La Guardia di Finanza stringe il cerchio sull’abusivismo nel settore turistico a Bari e scopre un nuovo fenomeno di evasione fiscale in mare aperto: il “boat and breakfast”. Due imbarcazioni, ormeggiate nel porto del capoluogo pugliese, sono state utilizzate per ospitare turisti in modo irregolare, offrendo pernottamenti e tour lungo la costa senza alcuna autorizzazione. Il risultato? Violazioni normative e fiscali accertate per oltre 670 mila euro.

L’operazione è stata condotta dagli uomini della Guardia di Finanza del comparto aeronavale di Bari, sotto la guida del tenente colonnello Davide D’Aponte. L’indagine ha permesso di individuare un vero e proprio giro d’affari sommerso che sfruttava il crescente interesse dei viaggiatori per un’esperienza diversa dal solito hotel: dormire in barca, con vista sul mare e magari colazione servita a bordo.

Noleggi pubblicizzati online

Le imbarcazioni finite nel mirino delle Fiamme Gialle venivano promosse su piattaforme online dedicate ai viaggi e ai soggiorni esperienziali, attirando turisti italiani e stranieri, soprattutto provenienti dal Nord Europa. Il servizio comprendeva non solo il pernottamento a bordo ma anche escursioni lungo la costa barese, fino all’entroterra con trasferimenti per tour giornalieri a Polignano, Alberobello e Castel del Monte.

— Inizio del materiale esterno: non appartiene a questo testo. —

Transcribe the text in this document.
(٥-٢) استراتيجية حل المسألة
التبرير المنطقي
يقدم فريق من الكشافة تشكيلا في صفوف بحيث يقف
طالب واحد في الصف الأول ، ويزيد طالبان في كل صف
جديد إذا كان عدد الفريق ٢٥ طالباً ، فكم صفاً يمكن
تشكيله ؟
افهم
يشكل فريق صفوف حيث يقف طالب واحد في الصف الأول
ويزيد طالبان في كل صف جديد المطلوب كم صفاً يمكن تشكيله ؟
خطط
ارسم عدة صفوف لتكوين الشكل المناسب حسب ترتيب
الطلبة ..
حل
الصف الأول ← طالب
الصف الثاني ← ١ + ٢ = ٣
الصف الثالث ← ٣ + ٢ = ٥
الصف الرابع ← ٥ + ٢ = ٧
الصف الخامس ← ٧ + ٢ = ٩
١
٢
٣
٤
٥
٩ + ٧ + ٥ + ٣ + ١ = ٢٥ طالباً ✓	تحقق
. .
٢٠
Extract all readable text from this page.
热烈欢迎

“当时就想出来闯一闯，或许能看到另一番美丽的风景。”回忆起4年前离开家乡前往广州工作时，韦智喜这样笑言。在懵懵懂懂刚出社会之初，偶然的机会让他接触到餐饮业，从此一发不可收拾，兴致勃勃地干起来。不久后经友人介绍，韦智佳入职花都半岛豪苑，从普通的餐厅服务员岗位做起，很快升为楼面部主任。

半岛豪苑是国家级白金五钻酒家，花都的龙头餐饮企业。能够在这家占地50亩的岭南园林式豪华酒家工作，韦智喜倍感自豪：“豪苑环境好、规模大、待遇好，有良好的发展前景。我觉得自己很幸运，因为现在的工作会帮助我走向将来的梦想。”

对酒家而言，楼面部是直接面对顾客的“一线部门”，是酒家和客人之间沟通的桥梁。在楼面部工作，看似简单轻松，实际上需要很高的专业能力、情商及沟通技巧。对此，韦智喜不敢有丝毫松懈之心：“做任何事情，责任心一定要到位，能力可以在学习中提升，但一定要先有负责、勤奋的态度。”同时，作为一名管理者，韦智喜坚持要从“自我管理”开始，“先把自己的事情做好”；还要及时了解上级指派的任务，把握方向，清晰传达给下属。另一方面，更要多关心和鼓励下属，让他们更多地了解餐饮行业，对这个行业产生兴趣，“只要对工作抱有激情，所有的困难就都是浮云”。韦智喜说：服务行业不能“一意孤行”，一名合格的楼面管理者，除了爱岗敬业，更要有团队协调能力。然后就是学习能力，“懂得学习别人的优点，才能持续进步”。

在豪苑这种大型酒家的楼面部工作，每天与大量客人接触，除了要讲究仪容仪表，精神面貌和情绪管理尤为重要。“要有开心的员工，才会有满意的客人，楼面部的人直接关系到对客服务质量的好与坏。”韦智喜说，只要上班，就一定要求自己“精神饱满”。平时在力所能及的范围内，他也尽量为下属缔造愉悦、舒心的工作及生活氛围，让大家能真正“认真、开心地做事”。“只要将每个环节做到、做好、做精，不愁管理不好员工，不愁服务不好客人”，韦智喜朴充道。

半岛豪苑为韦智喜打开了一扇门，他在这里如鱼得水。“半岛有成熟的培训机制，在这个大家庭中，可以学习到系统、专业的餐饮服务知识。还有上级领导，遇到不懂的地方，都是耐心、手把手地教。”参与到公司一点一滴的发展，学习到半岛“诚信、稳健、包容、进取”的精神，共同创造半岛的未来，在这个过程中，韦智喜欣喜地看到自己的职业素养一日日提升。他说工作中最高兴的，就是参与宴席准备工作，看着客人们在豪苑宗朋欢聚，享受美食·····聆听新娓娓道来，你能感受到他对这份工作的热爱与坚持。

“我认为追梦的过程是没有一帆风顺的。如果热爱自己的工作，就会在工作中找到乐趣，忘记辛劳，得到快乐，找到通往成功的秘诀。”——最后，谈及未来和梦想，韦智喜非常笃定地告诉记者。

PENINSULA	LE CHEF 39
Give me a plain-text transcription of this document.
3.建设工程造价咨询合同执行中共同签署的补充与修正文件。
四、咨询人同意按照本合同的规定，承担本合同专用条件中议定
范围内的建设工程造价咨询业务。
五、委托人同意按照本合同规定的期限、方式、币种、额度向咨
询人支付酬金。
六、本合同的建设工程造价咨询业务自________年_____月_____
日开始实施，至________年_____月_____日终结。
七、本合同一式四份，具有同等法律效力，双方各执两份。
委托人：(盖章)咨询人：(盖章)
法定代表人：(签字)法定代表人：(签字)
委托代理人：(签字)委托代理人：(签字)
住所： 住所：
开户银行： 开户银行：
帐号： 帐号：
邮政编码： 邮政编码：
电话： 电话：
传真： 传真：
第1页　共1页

A insospettire gli inquirenti è stato l’alto volume di recensioni e prenotazioni, del tutto incompatibile con la dichiarazione di attività privata delle imbarcazioni. I successivi controlli, condotti anche dal Reparto operativo aeronavale, hanno fatto emergere l’evasione fiscale e contributiva legata all’omessa dichiarazione dei proventi.

Turismo abusivo sotto controllo

L’intervento rientra in una strategia più ampia di contrasto al sommerso economico nel settore del turismo, in crescita soprattutto durante la stagione estiva. A essere coinvolte non sono solo strutture a terra ma, come dimostra il caso barese, anche natanti trasformati in veri e propri hotel galleggianti.

Gli accertamenti, tuttavia, non si fermano qui: sono infatti in corso ulteriori indagini su altre imbarcazioni che offrivano servizi simili nel porto di Bari e lungo la costa.